Leben in Kooperation (Buchbesprechung)

von Elisabeth Voß, erschienen in Ausgabe #45/2017

Das Buch »Leben in Kooperation« von Matthias Möller untersucht Aufschwung und Niedergang der sozialreformerischen Mustersiedlung Freidorf am Stadtrand von Basel. Diese wurde im Mai 1919 gegründet und zügig erbaut. Um ein Genossenschaftshaus gruppierten sich Wohnblöcke mit Gärten zur Selbstversorgung. Nach kurzer Zeit lebten dort über 600 Menschen. Das Projekt entsprang der Konsumgenossenschafts­bewegung, die damals eng mit der Arbeiterbewegung verbunden war, und wurde aus ihr heraus finanziert. Die Gründer hingen sozialreformerischen Idealen an, die sie in ein Konzept fassten, das von den Bewohnerinnen und Bewohnern akzeptiert werden musste. Diese sollten durch gute Wohnverhältnisse, ergänzt durch umfangreiche Versorgungsangebote, zu besseren Menschen erzogen werden. Sie waren verpflichtet, in genossenschaftseigenen Läden einzukaufen und ehrenamtlich in Kommissionen für kulturelle Angebote, Maßnahmen zur Gesundheitspflege, Aufsicht über Läden und Grundstücke etc. mitzuarbeiten. Ein reges Vereinsleben schuf Gemeinschaft.
Die ganze Gesellschaft sollte durch konzentrische Kreise verändert werden: im Mittelpunkt die Familie, dann die Nachbarschaft und die Gemeinschaft. Finanzielle Überschüsse sollten weitere Siedlungen ermöglichen. Im Mittelpunkt stand die sorgende Hausfrau. Der wirtschaftliche Aufschwung nach dem Zweiten Weltkrieg mit zunehmender Technisierung, Individualisierung und weiblicher Berufstätigkeit führte zur Krise des Freidorfs. Es verlor seinen sozialreformerischen Charakter, besteht jedoch bis heute als Wohnungsgenossenschaft.
Anschaulich und detailreich zeichnet der Autor die Entwicklung von der Gründungs­euphorie über die Etablierung gemeinschaft­licher Versorgungsstrukturen bis zum schrittweisen Niedergang nach. Das Buch ist nicht nur ein spannender Bericht aus der Vergangenheit, sondern gibt auch Anregungen für heutige Gemeinschaften.
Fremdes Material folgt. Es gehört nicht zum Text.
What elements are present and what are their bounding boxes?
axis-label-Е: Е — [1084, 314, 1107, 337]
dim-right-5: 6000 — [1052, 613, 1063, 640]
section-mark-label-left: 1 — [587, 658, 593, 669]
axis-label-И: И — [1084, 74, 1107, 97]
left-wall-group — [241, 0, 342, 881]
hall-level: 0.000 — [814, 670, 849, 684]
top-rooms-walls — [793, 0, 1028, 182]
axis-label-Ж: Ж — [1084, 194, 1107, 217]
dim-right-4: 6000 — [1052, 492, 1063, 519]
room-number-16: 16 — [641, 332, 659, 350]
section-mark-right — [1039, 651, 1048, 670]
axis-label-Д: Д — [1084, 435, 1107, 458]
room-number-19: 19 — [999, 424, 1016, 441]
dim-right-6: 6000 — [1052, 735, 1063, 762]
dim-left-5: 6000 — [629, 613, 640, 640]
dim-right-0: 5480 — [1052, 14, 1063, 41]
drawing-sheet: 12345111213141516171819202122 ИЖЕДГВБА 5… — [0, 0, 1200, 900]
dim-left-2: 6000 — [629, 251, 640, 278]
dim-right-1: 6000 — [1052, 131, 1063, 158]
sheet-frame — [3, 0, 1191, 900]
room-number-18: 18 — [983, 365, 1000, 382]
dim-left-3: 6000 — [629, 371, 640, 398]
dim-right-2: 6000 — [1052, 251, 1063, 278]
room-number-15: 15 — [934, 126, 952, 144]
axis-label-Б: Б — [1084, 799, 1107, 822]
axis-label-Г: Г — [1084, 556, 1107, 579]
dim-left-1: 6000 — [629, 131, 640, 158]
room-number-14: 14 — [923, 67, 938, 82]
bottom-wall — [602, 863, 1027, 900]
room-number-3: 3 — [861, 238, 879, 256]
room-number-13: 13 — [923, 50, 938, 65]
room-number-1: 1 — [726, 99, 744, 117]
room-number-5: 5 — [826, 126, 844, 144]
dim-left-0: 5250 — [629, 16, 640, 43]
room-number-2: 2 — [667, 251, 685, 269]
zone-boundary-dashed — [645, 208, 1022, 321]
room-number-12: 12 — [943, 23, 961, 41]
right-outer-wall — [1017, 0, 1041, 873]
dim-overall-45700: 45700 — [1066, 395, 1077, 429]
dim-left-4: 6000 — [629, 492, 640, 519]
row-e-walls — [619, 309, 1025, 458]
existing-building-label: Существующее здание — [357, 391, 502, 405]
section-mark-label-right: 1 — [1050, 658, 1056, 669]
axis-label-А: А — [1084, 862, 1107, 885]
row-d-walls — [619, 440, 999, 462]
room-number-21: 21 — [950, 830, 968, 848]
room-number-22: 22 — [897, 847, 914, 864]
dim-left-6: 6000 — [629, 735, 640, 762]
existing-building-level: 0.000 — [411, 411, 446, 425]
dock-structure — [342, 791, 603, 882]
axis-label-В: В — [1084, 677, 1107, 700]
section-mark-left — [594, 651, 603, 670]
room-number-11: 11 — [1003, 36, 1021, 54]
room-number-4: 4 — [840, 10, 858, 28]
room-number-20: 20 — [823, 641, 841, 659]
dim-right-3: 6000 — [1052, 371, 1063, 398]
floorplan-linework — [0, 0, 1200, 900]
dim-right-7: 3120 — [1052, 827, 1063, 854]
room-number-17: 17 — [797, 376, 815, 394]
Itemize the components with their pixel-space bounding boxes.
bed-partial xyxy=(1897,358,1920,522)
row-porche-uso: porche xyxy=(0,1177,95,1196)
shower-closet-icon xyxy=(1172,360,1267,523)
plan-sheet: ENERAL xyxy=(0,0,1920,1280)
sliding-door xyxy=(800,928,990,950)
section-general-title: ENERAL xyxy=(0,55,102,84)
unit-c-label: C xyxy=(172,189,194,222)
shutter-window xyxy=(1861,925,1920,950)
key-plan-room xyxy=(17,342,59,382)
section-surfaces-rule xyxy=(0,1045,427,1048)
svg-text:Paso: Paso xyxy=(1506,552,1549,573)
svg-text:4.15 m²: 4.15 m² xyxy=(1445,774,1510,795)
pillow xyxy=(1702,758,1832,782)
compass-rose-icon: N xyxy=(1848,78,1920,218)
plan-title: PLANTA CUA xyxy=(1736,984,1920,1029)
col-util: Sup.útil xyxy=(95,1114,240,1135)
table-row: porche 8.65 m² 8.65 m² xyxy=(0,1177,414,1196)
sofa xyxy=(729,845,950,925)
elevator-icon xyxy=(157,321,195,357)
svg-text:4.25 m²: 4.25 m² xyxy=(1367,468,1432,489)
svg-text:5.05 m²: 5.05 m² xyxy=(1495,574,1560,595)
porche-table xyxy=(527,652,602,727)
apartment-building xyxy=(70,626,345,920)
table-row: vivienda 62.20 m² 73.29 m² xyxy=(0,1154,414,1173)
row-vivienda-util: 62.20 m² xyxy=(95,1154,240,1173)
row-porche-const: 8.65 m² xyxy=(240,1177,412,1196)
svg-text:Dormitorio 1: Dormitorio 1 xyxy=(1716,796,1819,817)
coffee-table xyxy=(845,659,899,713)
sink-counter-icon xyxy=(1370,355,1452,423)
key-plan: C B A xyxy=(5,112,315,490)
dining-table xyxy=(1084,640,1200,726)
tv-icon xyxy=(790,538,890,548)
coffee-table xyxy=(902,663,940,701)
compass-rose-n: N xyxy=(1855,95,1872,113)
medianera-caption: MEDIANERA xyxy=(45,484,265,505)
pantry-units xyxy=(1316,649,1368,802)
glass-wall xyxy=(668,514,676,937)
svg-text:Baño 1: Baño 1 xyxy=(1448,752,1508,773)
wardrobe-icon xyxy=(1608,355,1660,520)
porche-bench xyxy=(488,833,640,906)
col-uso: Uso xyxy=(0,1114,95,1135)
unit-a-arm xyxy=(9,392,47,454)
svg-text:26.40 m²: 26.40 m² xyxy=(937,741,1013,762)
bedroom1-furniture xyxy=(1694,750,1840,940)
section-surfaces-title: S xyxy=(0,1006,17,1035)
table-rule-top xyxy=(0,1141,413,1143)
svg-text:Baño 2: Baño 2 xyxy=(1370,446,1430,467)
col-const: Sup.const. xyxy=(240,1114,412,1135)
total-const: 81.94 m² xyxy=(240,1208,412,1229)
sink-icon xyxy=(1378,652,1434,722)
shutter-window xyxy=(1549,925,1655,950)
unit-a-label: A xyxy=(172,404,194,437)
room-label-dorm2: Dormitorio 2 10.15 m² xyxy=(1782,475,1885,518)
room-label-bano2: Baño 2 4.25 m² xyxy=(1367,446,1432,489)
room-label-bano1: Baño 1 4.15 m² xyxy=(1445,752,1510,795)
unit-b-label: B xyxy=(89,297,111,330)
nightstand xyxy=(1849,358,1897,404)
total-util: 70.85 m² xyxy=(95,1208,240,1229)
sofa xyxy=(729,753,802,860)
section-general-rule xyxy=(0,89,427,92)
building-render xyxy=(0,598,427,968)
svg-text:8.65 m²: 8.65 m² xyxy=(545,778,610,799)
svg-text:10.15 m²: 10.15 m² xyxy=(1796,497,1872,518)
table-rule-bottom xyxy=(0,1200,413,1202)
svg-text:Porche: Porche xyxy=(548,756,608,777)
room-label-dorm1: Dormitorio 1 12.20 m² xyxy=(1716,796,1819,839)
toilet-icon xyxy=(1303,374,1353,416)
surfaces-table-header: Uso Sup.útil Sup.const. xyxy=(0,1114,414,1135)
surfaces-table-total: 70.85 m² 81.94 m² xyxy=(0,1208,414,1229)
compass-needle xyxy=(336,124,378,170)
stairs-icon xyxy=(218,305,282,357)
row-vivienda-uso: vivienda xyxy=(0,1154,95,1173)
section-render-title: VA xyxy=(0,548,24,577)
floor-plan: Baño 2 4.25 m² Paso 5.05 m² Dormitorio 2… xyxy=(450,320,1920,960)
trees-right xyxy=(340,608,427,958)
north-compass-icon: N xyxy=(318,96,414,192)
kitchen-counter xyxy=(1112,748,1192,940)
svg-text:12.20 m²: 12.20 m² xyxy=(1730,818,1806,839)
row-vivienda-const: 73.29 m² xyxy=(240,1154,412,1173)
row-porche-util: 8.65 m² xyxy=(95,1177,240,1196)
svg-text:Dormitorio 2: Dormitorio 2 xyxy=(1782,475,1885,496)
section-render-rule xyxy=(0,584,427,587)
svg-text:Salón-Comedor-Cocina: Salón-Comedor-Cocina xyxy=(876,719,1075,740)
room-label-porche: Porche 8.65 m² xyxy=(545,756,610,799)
Trotz vieler Unterschiede stellen sich auch heute ähnliche Fragen wie damals für Projekte, die den gesellschaftlich üblichen Wohnformen etwas anderes entgegensetzen möchten. Wie können gemeinschaftliche Strukturen den sich verändernden gesellschaftlichen Bedingungen und Bedürfnissen der Bewohnerinnen und Bewohner so angepasst werden, dass sie weiterhin solidarisch und tragfähig funktionieren? Wie können Ideale und Erfahrungen der ersten Generation an neu Hinzukommende so weitergegeben werden, dass diese sich nicht kritisiert oder ausgegrenzt fühlen? Wie können Konflikte kollektiv ausgehandelt werden, damit sich nicht immer mehr Einzelne still und enttäuscht zurückziehen? Das Buch regt an, aus den Fehlern des Freidorfs zu lernen.
 

Leben in Kooperation
Genossenschaftlicher Alltag in der Mustersiedlung Freidorf bei Basel (1919–1969).

Matthias Möller
Campus, 2015, 286 Seiten
ISBN 978-3593504865
34,90 Euro

weitere Artikel aus Ausgabe #45

Photo
Die Kraft der Visionvon Florian Kirner

Traumakollektiv

[Florian Kirner] Als Psychologe haben Sie sich auf die Traumaforschung spezialisiert. Womit genau beschäftigen Sie sich? [­Franz Ruppert] Das Phänomen »Trauma« ist Dreh- und Angelpunkt für ein tieferes Verständnis der menschlichen Psyche. Diese ist

von Silke Hoffmann

Insektenabwehr selbst gemacht (Buchbesprechung)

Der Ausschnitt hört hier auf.